Musisi Indonesia membebaskan lagunya untuk kafe namun LMKN tetap mewajibkan pembayaran royalti

Beberapa Musisi Gratiskan Lagunya untuk Kafe, LMKN: Gratis Bukan Berarti Bebas Royalti

Nasional

Jakarta, 8 Agustus 2025 – Sejumlah musisi Indonesia seperti Ahmad Dhani (Dewa 19), Uan Kaisar (Juicy Luicy), dan Charly van Houten (mantan vokalis ST12) menyatakan bahwa lagu-lagu mereka boleh diputar secara gratis di kafe dan restoran sebagai bentuk dukungan terhadap pelaku usaha kecil. Namun, hal ini tidak membebaskan pelaku usaha dari tanggung jawab membayar royalti kepada Lembaga Manajemen Kolektif Nasional (LMKN).

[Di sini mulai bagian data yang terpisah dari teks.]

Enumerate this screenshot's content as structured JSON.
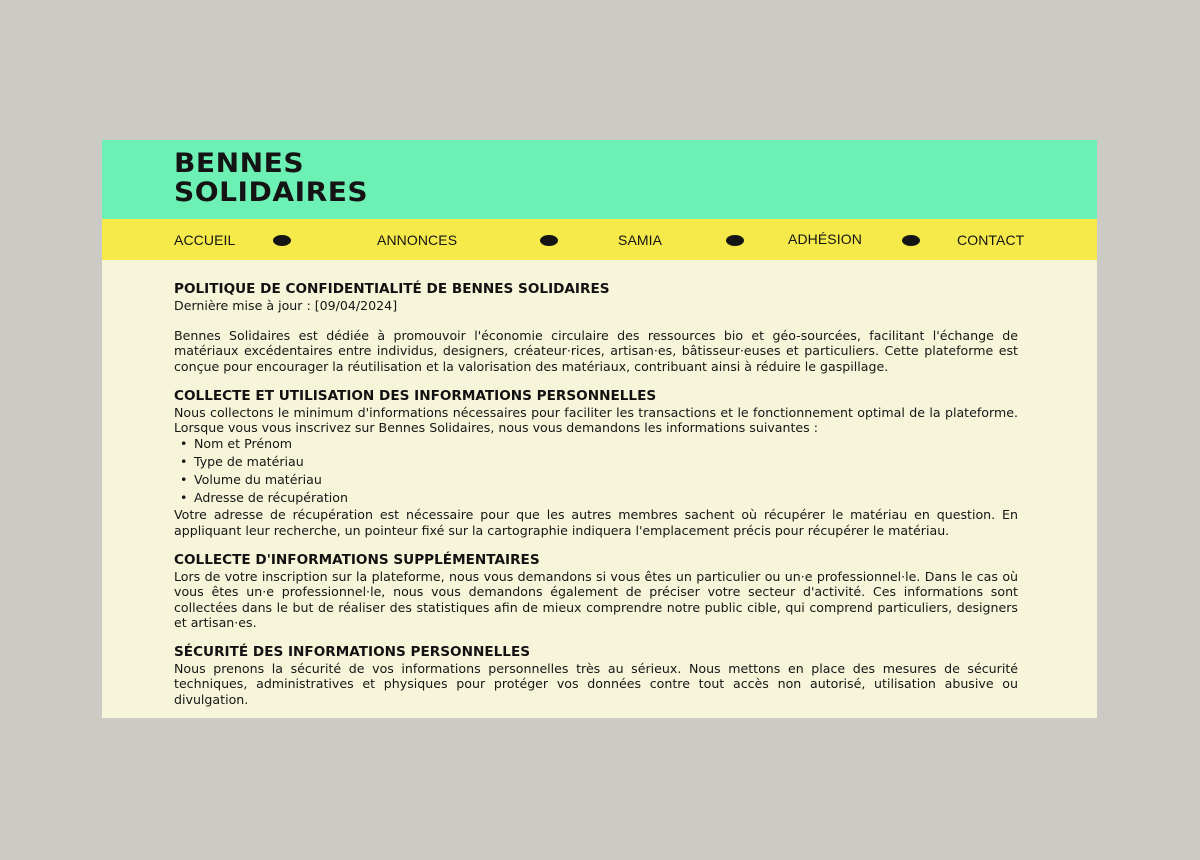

Dalam unggahan Instagram, Ahmad Dhani menyatakan bahwa lagu Dewa 19 yang dinyanyikan Virzha dan Ello boleh diputar tanpa bayar royalti. Uan Kaisar juga memberikan izin bagi lagu bandnya untuk dinyanyikan di mana saja, sementara Charly menulis:

“Daripada bingung… Saya, Charly VHT, membebaskan semua teman penyanyi di… menyanyikan semua lagu saya.”

Meski demikian, LMKN menegaskan bahwa pelaku usaha tetap harus menghormati hak cipta dan membayar royalti sesuai aturan yang berlaku. Ketua LMKN, Dharma Oratmangun, menyampaikan bahwa kafe maupun restoran tetap wajib membayar royalti meskipun pemilik lagu secara pribadi memberi izin. Royalti bukan cuma untuk pencipta, tapi juga produser rekaman (hak terkait), termasuk jika yang diputar adalah suara alam atau rekaman tanpa lirik — selama itu adalah karya rekaman, tetap memiliki hak.

Adapun tarif royalti yang ditetapkan oleh LMKN adalah Rp 120.000 per kursi per tahun, dengan alokasi Rp 60.000 untuk pencipta dan Rp 60.000 untuk hak terkait. Namun, UMKM mendapat tarif lebih ringan sehingga beban tidak terlalu berat.